The Food and Drug Administration has recently strengthened its warning on NSAIDs due to recent studies that shows even small amounts of NSAIDs present a risk of heart attack, heart failure, or stroke. The updated warning is a result of a growing body of research into these widely used over the counter (OTC) drugs. While it was always presented as a risk, the new strengthened warning clarifies that NSAIDs may increase the risk of heart attack or stroke in all patients, with or without heart disease or risk factors for heart disease as previously thought.  Those with risk factors of heart disease should be particularly cautious because they are already at a higher baseline for such complications. The FDA will require new labels to reflect this developing research.

Should you worry?

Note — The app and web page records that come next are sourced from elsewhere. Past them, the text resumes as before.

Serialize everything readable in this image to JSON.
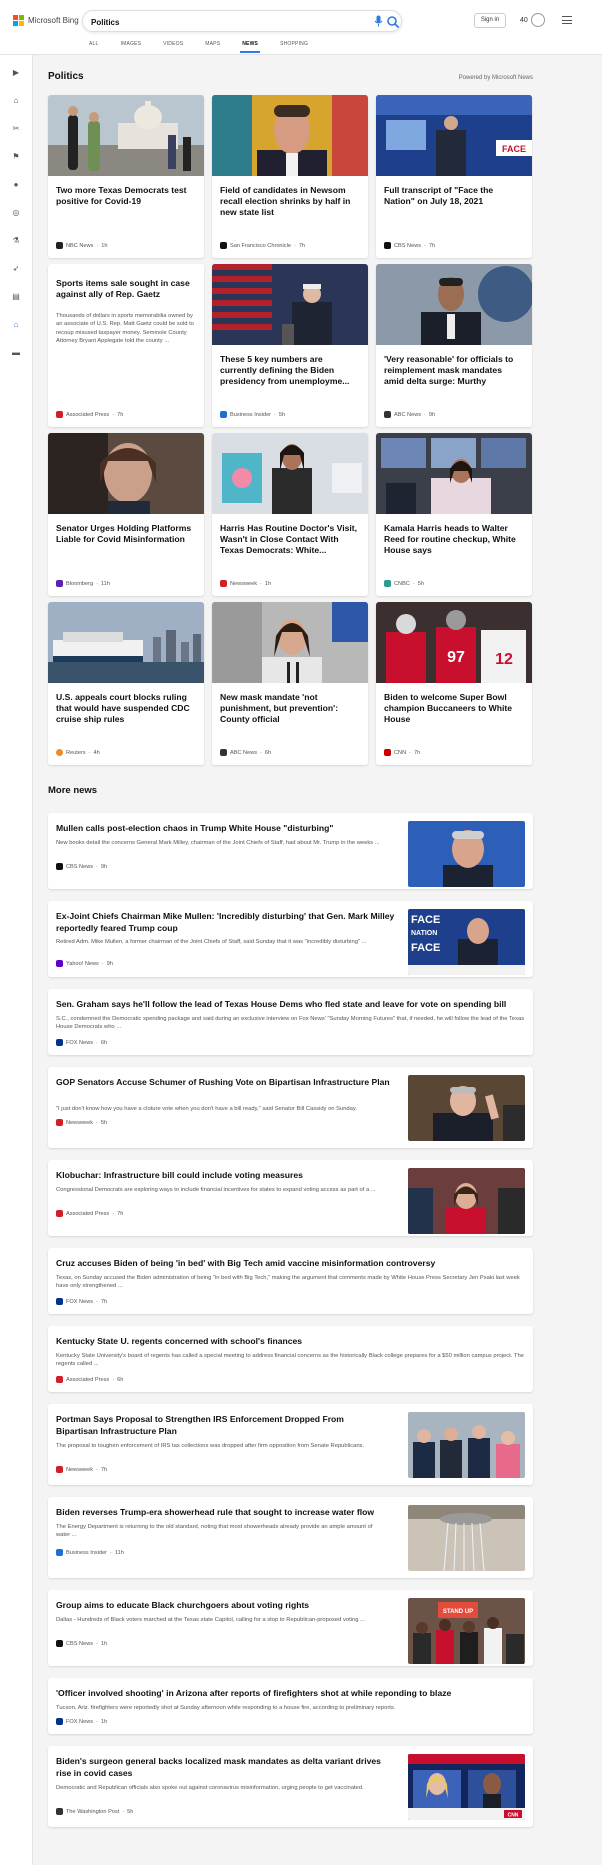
{
  "header": {
    "logo_text": "Microsoft Bing",
    "search_value": "Politics",
    "sign_in": "Sign in",
    "rewards_count": "40"
  },
  "tabs": [
    "ALL",
    "IMAGES",
    "VIDEOS",
    "MAPS",
    "NEWS",
    "SHOPPING"
  ],
  "active_tab": "NEWS",
  "section": {
    "title": "Politics",
    "powered_by": "Powered by Microsoft News"
  },
  "cards": [
    {
      "title": "Two more Texas Democrats test positive for Covid-19",
      "source": "NBC News",
      "age": "1h",
      "badge_color": "#222"
    },
    {
      "title": "Field of candidates in Newsom recall election shrinks by half in new state list",
      "source": "San Francisco Chronicle",
      "age": "7h",
      "badge_color": "#111"
    },
    {
      "title": "Full transcript of \"Face the Nation\" on July 18, 2021",
      "source": "CBS News",
      "age": "7h",
      "badge_color": "#111"
    },
    {
      "title": "Sports items sale sought in case against ally of Rep. Gaetz",
      "snippet": "Thousands of dollars in sports memorabilia owned by an associate of U.S. Rep. Matt Gaetz could be sold to recoup misused taxpayer money. Seminole County Attorney Bryant Applegate told the county ...",
      "source": "Associated Press",
      "age": "7h",
      "badge_color": "#d21f26"
    },
    {
      "title": "These 5 key numbers are currently defining the Biden presidency from unemployme...",
      "source": "Business Insider",
      "age": "5h",
      "badge_color": "#1f6fd1"
    },
    {
      "title": "'Very reasonable' for officials to reimplement mask mandates amid delta surge: Murthy",
      "source": "ABC News",
      "age": "9h",
      "badge_color": "#333"
    },
    {
      "title": "Senator Urges Holding Platforms Liable for Covid Misinformation",
      "source": "Bloomberg",
      "age": "11h",
      "badge_color": "#5b21b6"
    },
    {
      "title": "Harris Has Routine Doctor's Visit, Wasn't in Close Contact With Texas Democrats: White...",
      "source": "Newsweek",
      "age": "1h",
      "badge_color": "#d21f26"
    },
    {
      "title": "Kamala Harris heads to Walter Reed for routine checkup, White House says",
      "source": "CNBC",
      "age": "5h",
      "badge_color": "#2a9d8f"
    },
    {
      "title": "U.S. appeals court blocks ruling that would have suspended CDC cruise ship rules",
      "source": "Reuters",
      "age": "4h",
      "badge_color": "#f08a24"
    },
    {
      "title": "New mask mandate 'not punishment, but prevention': County official",
      "source": "ABC News",
      "age": "6h",
      "badge_color": "#333"
    },
    {
      "title": "Biden to welcome Super Bowl champion Buccaneers to White House",
      "source": "CNN",
      "age": "7h",
      "badge_color": "#cc0000"
    }
  ],
  "more_news_title": "More news",
  "news": [
    {
      "title": "Mullen calls post-election chaos in Trump White House \"disturbing\"",
      "snippet": "New books detail the concerns General Mark Milley, chairman of the Joint Chiefs of Staff, had about Mr. Trump in the weeks ...",
      "source": "CBS News",
      "age": "9h",
      "badge_color": "#111",
      "thumb": true
    },
    {
      "title": "Ex-Joint Chiefs Chairman Mike Mullen: 'Incredibly disturbing' that Gen. Mark Milley reportedly feared Trump coup",
      "snippet": "Retired Adm. Mike Mullen, a former chairman of the Joint Chiefs of Staff, said Sunday that it was \"incredibly disturbing\" ...",
      "source": "Yahoo! News",
      "age": "9h",
      "badge_color": "#6001d2",
      "thumb": true
    },
    {
      "title": "Sen. Graham says he'll follow the lead of Texas House Dems who fled state and leave for vote on spending bill",
      "snippet": "S.C., condemned the Democratic spending package and said during an exclusive interview on Fox News' \"Sunday Morning Futures\" that, if needed, he will follow the lead of the Texas House Democrats who ...",
      "source": "FOX News",
      "age": "6h",
      "badge_color": "#00338d",
      "thumb": false
    },
    {
      "title": "GOP Senators Accuse Schumer of Rushing Vote on Bipartisan Infrastructure Plan",
      "snippet": "\"I just don't know how you have a cloture vote when you don't have a bill ready,\" said Senator Bill Cassidy on Sunday.",
      "source": "Newsweek",
      "age": "5h",
      "badge_color": "#d21f26",
      "thumb": true
    },
    {
      "title": "Klobuchar: Infrastructure bill could include voting measures",
      "snippet": "Congressional Democrats are exploring ways to include financial incentives for states to expand voting access as part of a ...",
      "source": "Associated Press",
      "age": "7h",
      "badge_color": "#d21f26",
      "thumb": true
    },
    {
      "title": "Cruz accuses Biden of being 'in bed' with Big Tech amid vaccine misinformation controversy",
      "snippet": "Texas, on Sunday accused the Biden administration of being \"in bed with Big Tech,\" making the argument that comments made by White House Press Secretary Jen Psaki last week have only strengthened ...",
      "source": "FOX News",
      "age": "7h",
      "badge_color": "#00338d",
      "thumb": false
    },
    {
      "title": "Kentucky State U. regents concerned with school's finances",
      "snippet": "Kentucky State University's board of regents has called a special meeting to address financial concerns as the historically Black college prepares for a $50 million campus project. The regents called ...",
      "source": "Associated Press",
      "age": "6h",
      "badge_color": "#d21f26",
      "thumb": false
    },
    {
      "title": "Portman Says Proposal to Strengthen IRS Enforcement Dropped From Bipartisan Infrastructure Plan",
      "snippet": "The proposal to toughen enforcement of IRS tax collections was dropped after firm opposition from Senate Republicans.",
      "source": "Newsweek",
      "age": "7h",
      "badge_color": "#d21f26",
      "thumb": true
    },
    {
      "title": "Biden reverses Trump-era showerhead rule that sought to increase water flow",
      "snippet": "The Energy Department is returning to the old standard, noting that most showerheads already provide an ample amount of water ...",
      "source": "Business Insider",
      "age": "11h",
      "badge_color": "#1f6fd1",
      "thumb": true
    },
    {
      "title": "Group aims to educate Black churchgoers about voting rights",
      "snippet": "Dallas - Hundreds of Black voters marched at the Texas state Capitol, calling for a stop to Republican-proposed voting ...",
      "source": "CBS News",
      "age": "1h",
      "badge_color": "#111",
      "thumb": true
    },
    {
      "title": "'Officer involved shooting' in Arizona after reports of firefighters shot at while reponding to blaze",
      "snippet": "Tucson, Ariz. firefighters were reportedly shot at Sunday afternoon while responding to a house fire, according to preliminary reports.",
      "source": "FOX News",
      "age": "1h",
      "badge_color": "#00338d",
      "thumb": false
    },
    {
      "title": "Biden's surgeon general backs localized mask mandates as delta variant drives rise in covid cases",
      "snippet": "Democratic and Republican officials also spoke out against coronavirus misinformation, urging people to get vaccinated.",
      "source": "The Washington Post",
      "age": "5h",
      "badge_color": "#333",
      "thumb": true
    }
  ],
  "thumb_labels": {
    "face_nation": "FACE",
    "nation": "NATION",
    "cnn": "CNN",
    "protest_sign": "STAND UP"
  }
}
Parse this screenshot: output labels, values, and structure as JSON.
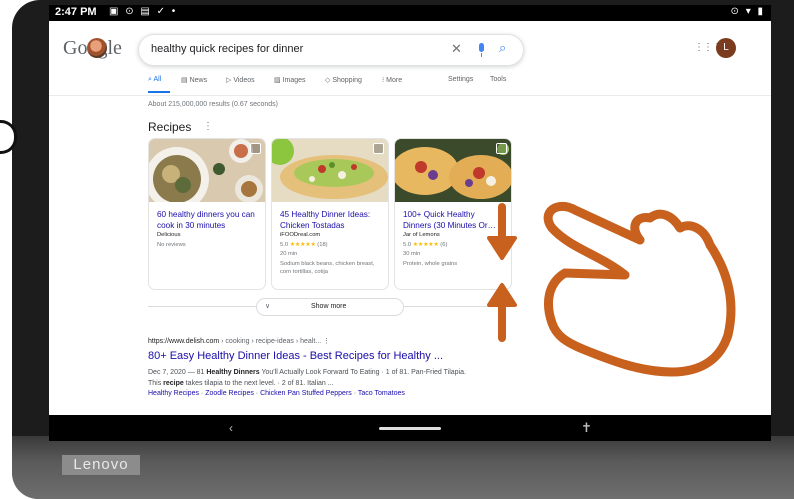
{
  "status_bar": {
    "time": "2:47 PM",
    "left_icons": "▣ ⊙ ▤ ✓ •",
    "right_icons": "⊙ ▾ ▮"
  },
  "device": {
    "brand": "Lenovo"
  },
  "logo": {
    "text": "Google"
  },
  "search": {
    "query": "healthy quick recipes for dinner"
  },
  "header": {
    "avatar_letter": "L",
    "apps_glyph": "⋮⋮⋮"
  },
  "tabs": [
    {
      "label": "All",
      "icon": "search-icon"
    },
    {
      "label": "News",
      "icon": "news-icon"
    },
    {
      "label": "Videos",
      "icon": "video-icon"
    },
    {
      "label": "Images",
      "icon": "image-icon"
    },
    {
      "label": "Shopping",
      "icon": "tag-icon"
    },
    {
      "label": "More",
      "icon": "more-vert-icon"
    },
    {
      "label": "Settings"
    },
    {
      "label": "Tools"
    }
  ],
  "result_stats": "About 215,000,000 results (0.67 seconds)",
  "recipes": {
    "heading": "Recipes",
    "cards": [
      {
        "title": "60 healthy dinners you can cook in 30 minutes",
        "source": "Delicious",
        "rating_text": "No reviews",
        "stars": "",
        "count": "",
        "time": "",
        "description": ""
      },
      {
        "title": "45 Healthy Dinner Ideas: Chicken Tostadas",
        "source": "iFOODreal.com",
        "rating_text": "5.0",
        "stars": "★★★★★",
        "count": "(18)",
        "time": "20 min",
        "description": "Sodium black beans, chicken breast, corn tortillas, cotija"
      },
      {
        "title": "100+ Quick Healthy Dinners (30 Minutes Or…",
        "source": "Jar of Lemons",
        "rating_text": "5.0",
        "stars": "★★★★★",
        "count": "(6)",
        "time": "30 min",
        "description": "Protein, whole grains"
      }
    ],
    "show_more": "Show more"
  },
  "result": {
    "url": "https://www.delish.com",
    "breadcrumbs": "› cooking › recipe-ideas › healt...",
    "title": "80+ Easy Healthy Dinner Ideas - Best Recipes for Healthy ...",
    "snippet_date": "Dec 7, 2020",
    "snippet_pre": " — 81 ",
    "snippet_bold1": "Healthy Dinners",
    "snippet_mid1": " You'll Actually Look Forward To Eating · 1 of 81. Pan-Fried Tilapia. This ",
    "snippet_bold2": "recipe",
    "snippet_mid2": " takes tilapia to the next level. · 2 of 81. Italian ...",
    "sitelinks": [
      "Healthy Recipes",
      "Zoodle Recipes",
      "Chicken Pan Stuffed Peppers",
      "Taco Tomatoes"
    ]
  },
  "colors": {
    "link": "#1a0dab",
    "accent": "#1a73e8",
    "gesture": "#c8601e",
    "stars": "#fbbc04"
  }
}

Not if you are using these medications as directed. There seems to be a consensus from the medical community that more studies are needed before we empty out our medicine cabinets. Bruce Lambert, director of the Center for Communication and Health at Northwestern University, who specializes in drug safety communication shared his comments with the New York Times, “One of the underlying messages for this warning has to be there are no completely safe pain relievers, period.” Another article for NPR highlights the general rule of using caution with any medication.

Although the FDA’ s  new warnings need not cause alarm, the announcement is an important reminder to the millions of people that use NSAIDs on a daily basis that misuse or overuse of OTC drugs could result in severe health consequences. Patients that rely on these OTC painkillers long term should talk to their health care providers about reasonable alternatives.